Consider the specter of an ambulance loaded to the ceiling with 1,000 pounds of explosives, mixed with generous amounts of radioactive materials pulling up to an emergency entrance, and the driver ignites the bomb.
Consider a VIP limo, its windows darkened, also loaded with 1,500 pounds of explosives, heavily laden and integrated with ten-penny nails and ball bearings pulling up to the entrance of the hospital, which has attracted large numbers of employees expecting a visit from some celebrity, exploding as the door triggers the bomb.

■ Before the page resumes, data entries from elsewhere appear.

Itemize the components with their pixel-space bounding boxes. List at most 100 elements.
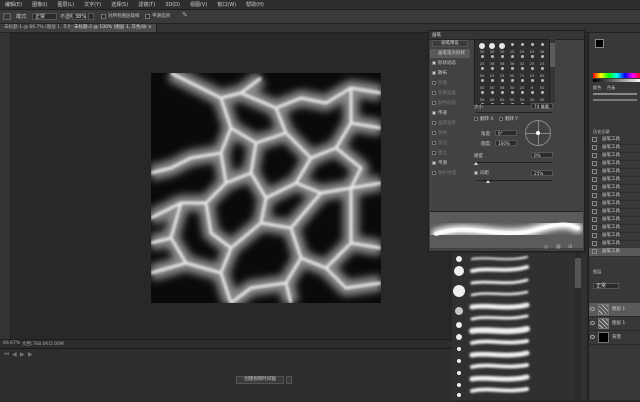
brush-setting-item[interactable]: 建立 xyxy=(430,149,470,158)
brush-setting-item[interactable]: 保护纹理 xyxy=(430,169,470,178)
brush-tip[interactable]: 50 xyxy=(477,90,487,102)
brush-tip[interactable]: 25 xyxy=(537,54,547,66)
brush-setting-item[interactable]: 散布 xyxy=(430,69,470,78)
menu-item[interactable]: 视图(V) xyxy=(185,1,212,8)
menu-item[interactable]: 滤镜(T) xyxy=(133,1,160,8)
brush-tip[interactable]: 32 xyxy=(517,54,527,66)
brush-tip[interactable]: 50 xyxy=(517,90,527,102)
brush-setting-checkbox[interactable] xyxy=(432,81,436,85)
menu-item[interactable]: 图层(L) xyxy=(52,1,79,8)
visibility-eye-icon[interactable] xyxy=(590,321,595,325)
foreground-color-swatch[interactable] xyxy=(595,39,604,48)
brush-tip[interactable]: 30 xyxy=(477,42,487,54)
blend-mode-dropdown[interactable]: 正常 xyxy=(593,283,619,289)
brush-tip[interactable]: 25 xyxy=(527,66,537,78)
opacity-dropdown-arrow[interactable] xyxy=(88,13,94,20)
brush-tip[interactable]: 50 xyxy=(537,78,547,90)
brush-tip[interactable]: 50 xyxy=(497,102,507,104)
menu-item[interactable]: 3D(D) xyxy=(160,2,185,8)
color-tab[interactable]: 颜色 xyxy=(593,85,601,91)
brush-tip[interactable]: 30 xyxy=(487,42,497,54)
history-tab[interactable]: 历史记录 xyxy=(593,129,610,135)
sample-all-layers-checkbox[interactable] xyxy=(101,14,106,19)
brush-preset-picker[interactable] xyxy=(3,13,11,20)
opacity-field[interactable]: 38% xyxy=(72,13,86,20)
visibility-eye-icon[interactable] xyxy=(590,335,595,339)
brush-setting-checkbox[interactable] xyxy=(432,61,436,65)
menu-item[interactable]: 帮助(H) xyxy=(241,1,269,8)
brush-setting-checkbox[interactable] xyxy=(432,101,436,105)
brush-setting-item[interactable]: 杂色 xyxy=(430,129,470,138)
layer-row[interactable]: 图层 1 xyxy=(589,303,640,317)
brush-tip[interactable]: 36 xyxy=(507,54,517,66)
brush-tip[interactable]: 25 xyxy=(527,42,537,54)
brush-tip[interactable]: 25 xyxy=(477,54,487,66)
layer-row[interactable]: 图层 1 xyxy=(589,317,640,331)
brush-setting-item[interactable]: 湿边 xyxy=(430,139,470,148)
brush-tip-scroll-thumb[interactable] xyxy=(550,43,555,67)
timeline-first-frame-icon[interactable]: ⏮ xyxy=(4,351,9,359)
brush-tip[interactable]: 50 xyxy=(527,90,537,102)
brush-tip[interactable]: 50 xyxy=(507,66,517,78)
menu-item[interactable]: 选择(S) xyxy=(106,1,133,8)
brush-tip[interactable]: 50 xyxy=(507,90,517,102)
brush-tip[interactable]: 20 xyxy=(517,78,527,90)
brush-tip[interactable]: 50 xyxy=(497,90,507,102)
document-canvas[interactable] xyxy=(151,73,381,303)
brush-tip[interactable]: 50 xyxy=(537,90,547,102)
menu-item[interactable]: 图像(I) xyxy=(27,1,52,8)
spacing-slider-knob[interactable] xyxy=(486,180,490,183)
brush-setting-checkbox[interactable] xyxy=(432,111,436,115)
brush-tip[interactable]: 50 xyxy=(477,78,487,90)
timeline-play-icon[interactable]: ▶ xyxy=(20,351,25,358)
brush-tip[interactable]: 25 xyxy=(497,66,507,78)
brush-tip[interactable]: 50 xyxy=(477,66,487,78)
brush-tip[interactable]: 25 xyxy=(487,66,497,78)
layers-tab[interactable]: 图层 xyxy=(593,269,601,275)
brush-tip[interactable]: 36 xyxy=(497,78,507,90)
menu-item[interactable]: 文字(Y) xyxy=(79,1,106,8)
brush-tip[interactable]: 36 xyxy=(497,54,507,66)
spacing-field[interactable]: 25% xyxy=(531,170,553,176)
brush-setting-item[interactable]: 形状动态 xyxy=(430,59,470,68)
layer-row[interactable]: 背景 xyxy=(589,331,640,345)
brush-tip[interactable]: 50 xyxy=(507,102,517,104)
color-ramp[interactable] xyxy=(593,73,640,78)
brush-setting-checkbox[interactable] xyxy=(432,121,436,125)
hardness-field[interactable]: 0% xyxy=(531,152,553,158)
gray-ramp[interactable] xyxy=(593,79,640,82)
grid-icon[interactable]: ▦ xyxy=(556,244,561,250)
hardness-slider-knob[interactable] xyxy=(474,162,478,165)
brush-setting-checkbox[interactable] xyxy=(432,171,436,175)
brush-tip[interactable]: 50 xyxy=(487,90,497,102)
brush-tip[interactable]: 25 xyxy=(507,42,517,54)
brush-setting-item[interactable]: 双重画笔 xyxy=(430,89,470,98)
brush-setting-item[interactable]: 传递 xyxy=(430,109,470,118)
swatches-tab[interactable]: 色板 xyxy=(607,85,615,91)
brush-setting-checkbox[interactable] xyxy=(432,141,436,145)
brush-tip[interactable]: 50 xyxy=(517,102,527,104)
menu-item[interactable]: 编辑(E) xyxy=(0,1,27,8)
brush-tip[interactable]: 36 xyxy=(537,42,547,54)
size-field[interactable]: 74 像素 xyxy=(531,103,553,109)
brush-tip[interactable]: 30 xyxy=(507,78,517,90)
brush-icon[interactable]: ✎ xyxy=(182,11,188,19)
spacing-checkbox[interactable] xyxy=(474,171,478,175)
brush-setting-item[interactable]: 画笔笔尖形状 xyxy=(430,49,470,58)
brush-setting-checkbox[interactable] xyxy=(432,71,436,75)
brush-setting-item[interactable]: 纹理 xyxy=(430,79,470,88)
angle-field[interactable]: 0° xyxy=(495,130,517,136)
toggle-live-tip-icon[interactable]: ◎ xyxy=(544,244,548,250)
mode-dropdown[interactable]: 正常 xyxy=(32,13,57,20)
timeline-next-icon[interactable]: ▶ xyxy=(28,351,33,358)
brush-tip[interactable]: 50 xyxy=(487,78,497,90)
brush-setting-item[interactable]: 平滑 xyxy=(430,159,470,168)
brush-tip[interactable]: 25 xyxy=(527,54,537,66)
zoom-readout[interactable]: 66.67% xyxy=(3,341,20,346)
menu-item[interactable]: 窗口(W) xyxy=(212,1,241,8)
new-brush-icon[interactable]: ⊞ xyxy=(568,244,572,250)
brush-panel-tab[interactable]: 画笔 xyxy=(432,32,441,38)
brush-setting-checkbox[interactable] xyxy=(432,151,436,155)
hardness-slider-track[interactable] xyxy=(476,162,552,163)
brush-setting-checkbox[interactable] xyxy=(432,131,436,135)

Consider a woman pushing a wheelchair patient into the great glass atrium and igniting a concealed bomb.
Consider a uniformed utility repairman arriving with his equipment bag to repair a malfunctioning air-conditioning system. In his utility bag he has two cylinders of weaponized anthrax, which he skillfully introduces into the HVAC system.
Consider a parcel delivery person has an emergency delivery to the nuclear medicine clinic. It is a large cargo box with “Urgent” written on the top of the box. It appears heavy for one man to carry, so the guard brings a hand truck for its movement, the hand truck pushed into the cesium 137 blood irradiator storage unit. Attached to the package is a timer, which is timed to explode a potential dirty bomb in 30 minutes.
Consider late at night a lonely mortuary vehicle backs up to the morgue door and gets staff to help the driver unload two very heavy caskets. No one notices that they should be empty coming into the hospital. These are only a few from Menu A.
Designing realistic response scenarios on which to exercise mass casualty triage is relatively easy. Crisp detail protocols staffed with your best and brightest are only effective in a protective physical environment in which staff are safe and supplies secure. Crowd control is often overlooked in planning all-hazards events. Had there been a chemical, biological, radiological attack in tandem with the 9/11 terrorist attacks, the lack of crowd control and porous hospital security would have resulted in contamination of existing healthcare resources. We have been faced with multiple natural disasters in recent years and, with notable exceptions, responded reasonably well.
Managing CBNRE risk requires the understanding of differences between natural and man-made events. With the exception of earthquakes (even then, we know what is happening when it happens), most natural disasters are known in advance; in some cases brief notices, but enough to take steps to defend ourselves. Man-made events are difficult in predictability, casualty production, ratio between property loss and loss of lives, loss of periods of personal freedom, and recovery time.
Bioterrorism is considered among the most pernicious of these threats. They are often in the environment well before they are detected, and the interval between exposure and detection could well spell the difference between life and death.
Experience has shown us that there are substantial differences between and among local hospital preparedness across the country. No one has the corner on the blame. Congressional and federal oversight is spotty. Many states have neglected to pass needed enabling laws which remove serious barriers to an effective response system. Apathy, denial, as well as “cognitive dissonance” from other quarters ring hollow in standing up to the world of “to err is human.”
Along the continuum of human errors are legitimate mistakes and a range of “sins of commission” and “sins of omission.” From where I sit, “sins of omission” are often the most harmful to the public good, and take less courage.